If you ask Lars Rascoe what separates a boy from a man, he’ll tell you giving back is a fundamental part of growing up. Rascoe is part of the reason seven young men from Indianapolis hopped on a plane last Wednesday and took a midnight flight to Nicaragua, a Central American country known for its beautiful lakes, tropical beaches and dramatic volcanoes. The teens, alongside Rascoe and 13 other adult mentors, were visiting the country on a service trip to build a playground for children in need.

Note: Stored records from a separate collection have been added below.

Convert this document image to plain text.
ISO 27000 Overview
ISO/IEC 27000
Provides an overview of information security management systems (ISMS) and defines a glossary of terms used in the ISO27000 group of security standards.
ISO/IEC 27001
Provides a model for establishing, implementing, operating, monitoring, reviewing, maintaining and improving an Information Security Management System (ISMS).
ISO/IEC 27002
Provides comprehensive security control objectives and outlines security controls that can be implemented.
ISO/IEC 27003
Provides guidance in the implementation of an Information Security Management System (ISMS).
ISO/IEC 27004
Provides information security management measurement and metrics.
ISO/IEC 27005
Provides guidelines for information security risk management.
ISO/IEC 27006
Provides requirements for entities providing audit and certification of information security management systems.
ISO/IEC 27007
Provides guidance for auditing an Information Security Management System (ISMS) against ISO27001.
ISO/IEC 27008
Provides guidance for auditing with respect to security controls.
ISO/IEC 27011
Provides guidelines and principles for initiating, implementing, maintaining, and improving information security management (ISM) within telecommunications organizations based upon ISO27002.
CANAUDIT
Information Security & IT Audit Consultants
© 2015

The teens are members of Boys II Men Inc., a local nonprofit that connects adolescent and teen boys to older male mentors to teach youth the importance of academic success, financial independence, faith, giving back and more. While many empowerment organizations focus solely on pouring into Black youth, Boys II Men has a strong focus on encouraging young Black men to support and uplift others. Service, they teach, takes strength, and the students take part in a variety of volunteer opportunities throughout the year, including working with Wheeler Mission and helping with McMiracle on 38th Street.

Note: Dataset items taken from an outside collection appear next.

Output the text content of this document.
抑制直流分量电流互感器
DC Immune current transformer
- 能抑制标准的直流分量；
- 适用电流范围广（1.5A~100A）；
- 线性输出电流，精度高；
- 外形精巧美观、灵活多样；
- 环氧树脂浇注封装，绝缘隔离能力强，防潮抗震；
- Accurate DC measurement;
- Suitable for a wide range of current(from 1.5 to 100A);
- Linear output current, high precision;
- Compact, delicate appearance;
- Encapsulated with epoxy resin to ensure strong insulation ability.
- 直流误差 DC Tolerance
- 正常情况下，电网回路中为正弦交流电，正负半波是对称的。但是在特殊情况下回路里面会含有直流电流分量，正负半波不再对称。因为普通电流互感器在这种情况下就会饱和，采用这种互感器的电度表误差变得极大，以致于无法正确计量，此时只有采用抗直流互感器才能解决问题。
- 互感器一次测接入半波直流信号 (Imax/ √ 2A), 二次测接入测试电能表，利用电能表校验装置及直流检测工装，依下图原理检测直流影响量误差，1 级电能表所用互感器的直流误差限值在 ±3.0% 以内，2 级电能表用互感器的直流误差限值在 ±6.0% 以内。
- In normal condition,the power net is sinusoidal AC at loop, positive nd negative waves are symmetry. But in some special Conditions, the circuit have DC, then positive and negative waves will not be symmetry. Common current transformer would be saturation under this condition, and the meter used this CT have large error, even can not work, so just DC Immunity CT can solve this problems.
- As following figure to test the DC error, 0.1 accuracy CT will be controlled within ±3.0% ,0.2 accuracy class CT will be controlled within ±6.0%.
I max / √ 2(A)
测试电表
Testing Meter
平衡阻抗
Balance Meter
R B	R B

Indianapolis teens and their mentors pose for a photo in Nicaragua.
Rascoe, who has a background in education, launched Boys II Men after realizing many of his former eighth grade students found the transition to high school challenging. Rascoe and two other teachers invited seventh and eighth grade boys to hang out on a Friday night to play games. While hanging out, the students opened up about issues that impacted them at school and at home. When he asked how teachers could help, his students came up with the idea of Boys II Men, and a seventh grader designed the logo. The organization has been active in Indianapolis since 1995 and has come a long way from its humble beginnings. Today, Boys II Men has three programs: the original one for middle school boys, a program for boys in elementary school, and one for teens who are Wards of the State or have experience with child services or foster care. This trip marks the second year the group has traveled to Nicaragua.
“Last year, we helped to build a security wall around a school combination church (in Nicaragua) because individuals were coming in and stealing things that were being donated. This year, we are building a playground. We are also taking in 450 pounds of clothing that the boys helped collect, and we will also be doing a food distribution,” said Rascoe.
The teens, alongside Rascoe and 13 other adult mentors, were visiting the country on a service trip to build a playground for children in need.
The young travelers were responsible for paying for their passports; all other expenses were covered by a donor. E’lon Love, 15, who went on the trip last year, hopes to expand on what he learned as he embarks on a new adventure.
“I’m like, really, really excited. Since I went last year, I plan on learning more about the culture because most of my teachers, they are all from different places,” said Love. “Last year it was pretty fun. We stayed at a school most of the time. We learned Spanish and helped build a wall to give them some protection. We met students and basically built a relationship with them. I feel like I can expand on that relationship this year because most people there, I have already met now, and so, for me to come back, I feel like that’s unusual for them because people don’t really come back. For us to come back would be making the bond stronger.”
Love has been a member of Boys II Men for over three years and says the group completely changed his perception regarding what it means to be a man.
“I have learned that the people you think you are supposed to be looking up to, it’s really the complete opposite. You might see some people who are famous and think, that’s the version of a man that I am supposed to be, but then you come here and realize they are doing what society wants, which is not necessarily the right way, and you end up living a whole different lifestyle,” said Love.
Rascoe says his ultimate goal is to nurture a lifestyle of academic success and good citizenship among men in Indianapolis.
“We want them to grow up and be able to make money, but understand that the money is not for them, it’s so that they can give back to the community,” said Rascoe. “Ultimately, we want these young men to take hope into Nicaragua. We want the boys to be able to see that their life here in Indianapolis is positive and unique. We want them to be able to go back to school with a driven focus so that they can obtain their careers and go after their highest potential.”
Students and mentors from Boys II Men Inc. connected with youth in Nicaragua on a recent service trip.